Highlights & Insights¶
- "Object as the sum of its parts" modeling philosophy: The information flow of first describing parts and then synthesizing object-level descriptions yields a clear advantage, consistent with the "bottom-up" object perception pattern in human cognition.
- Complementarity of consistency losses: Semantic consistency ensures that both levels refer to the same semantic entity, while textual consistency ensures overlap in descriptive content—each constraining consistency from a distinct dimension.
- Scalability of the VLM pipeline: Leveraging VLM + LLM to automatically generate 190K high-quality annotations avoids the bottleneck of manual annotation, and the approach can be extended to other 3D datasets.

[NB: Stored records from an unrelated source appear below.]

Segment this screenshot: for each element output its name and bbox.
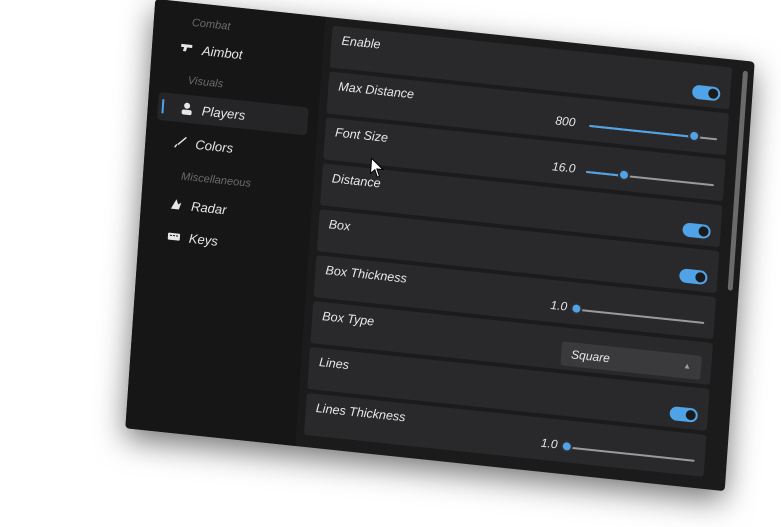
- sidebar-item-aimbot[interactable]: Aimbot: [161, 32, 313, 76]
- setting-label: Max Distance: [337, 79, 415, 102]
- slider-track[interactable]: [576, 308, 705, 325]
- toggle-knob: [698, 225, 709, 237]
- lines-toggle[interactable]: [669, 405, 699, 423]
- group-label-visuals: Visuals: [187, 74, 224, 91]
- box-toggle[interactable]: [678, 268, 708, 286]
- slider-track[interactable]: [566, 446, 695, 462]
- setting-label: Enable: [341, 33, 381, 52]
- sidebar-item-label: Aimbot: [201, 42, 244, 62]
- slider-fill: [589, 124, 695, 138]
- sidebar-item-label: Keys: [188, 230, 219, 249]
- lines-thickness-slider-handle[interactable]: [560, 439, 574, 453]
- brush-icon: [173, 135, 188, 150]
- settings-list: Enable Max Distance 800 Font Size 16.0 D…: [303, 25, 733, 487]
- chevron-up-icon: ▲: [682, 361, 692, 371]
- font-size-slider-handle[interactable]: [617, 168, 631, 182]
- distance-toggle[interactable]: [682, 222, 712, 240]
- setting-label: Font Size: [334, 125, 389, 145]
- mouse-cursor-icon: [369, 157, 385, 178]
- toggle-knob: [707, 88, 719, 100]
- active-indicator: [161, 99, 165, 114]
- toggle-knob: [695, 271, 706, 283]
- toggle-knob: [685, 409, 697, 421]
- slider-value: 16.0: [551, 159, 576, 176]
- sidebar-item-label: Players: [201, 102, 246, 123]
- aimbot-icon: [180, 41, 195, 56]
- sidebar-item-label: Colors: [194, 136, 234, 156]
- slider-value: 1.0: [540, 435, 559, 452]
- group-label-combat: Combat: [191, 16, 231, 33]
- setting-label: Box Type: [321, 309, 375, 329]
- slider-value: 800: [554, 113, 576, 130]
- select-value: Square: [570, 347, 611, 366]
- setting-label: Lines Thickness: [315, 400, 406, 425]
- setting-label: Box Thickness: [325, 263, 408, 286]
- box-thickness-slider-handle[interactable]: [570, 301, 583, 316]
- setting-label: Box: [328, 217, 351, 234]
- group-label-miscellaneous: Miscellaneous: [180, 170, 252, 190]
- keyboard-icon: [166, 228, 181, 243]
- setting-label: Lines: [318, 355, 350, 373]
- scrollbar[interactable]: [727, 70, 749, 291]
- radar-icon: [169, 196, 184, 211]
- sidebar: Combat Aimbot Visuals Players Colors Mis…: [125, 0, 326, 446]
- person-icon: [179, 101, 194, 116]
- stage: Combat Aimbot Visuals Players Colors Mis…: [0, 0, 781, 527]
- box-type-select[interactable]: Square ▲: [560, 341, 702, 380]
- enable-toggle[interactable]: [691, 84, 721, 102]
- max-distance-slider-handle[interactable]: [687, 129, 701, 143]
- sidebar-item-label: Radar: [190, 198, 228, 217]
- settings-window: Combat Aimbot Visuals Players Colors Mis…: [125, 0, 755, 492]
- slider-value: 1.0: [550, 297, 568, 314]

- End-to-end learning outperforms a disjoint pipeline (Table 6): Even when using the same VLM, end-to-end trained captioning quality substantially surpasses a two-stage detect-then-describe approach.
Limitations & Future Work¶
- Two independent captioning heads share information via cross-attention, which may limit the thoroughness of information transfer.
- The sparse convolutional backbone operates at a voxel resolution of approximately 2 cm, constraining captioning ability for small or thin objects.
- Part pseudo-masks derived from MaskClustering + SAM are lower quality than manual annotations and may introduce noise.
- The dataset is built on ScanNet++; generalization to other 3D scanning formats remains to be validated.
Related Work & Insights¶
- Unlike Cap3D (Luo et al., 2023), which captions isolated 3D objects, ExCap3D jointly detects and generates multi-granularity captions within complete 3D scenes.
- The multi-granularity captioning paradigm can be combined with 3D vision–language alignment methods (e.g., 3D-VISTA) to enable finer-grained embodied understanding.
- The part-to-object information sharing paradigm is generalizable to other hierarchical generation tasks, such as scene graph generation.
- The ExCap3D dataset can serve as foundational training data supporting fine-grained instruction following in 3D embodied AI.
Rating ⭐⭐⭐⭐¶
Novelty ★★★★☆: The definition of the multi-granularity captioning task and the information sharing mechanism are original. Experimental Thoroughness ★★★★☆: Ablation studies are comprehensive, with clear attribution of each component's contribution. Writing Quality ★★★★☆: Figures and tables are clear; the method is described systematically. Value ★★★★☆: The 190K dataset is highly valuable, though it relies on the high-resolution DSLR imagery of ScanNet++.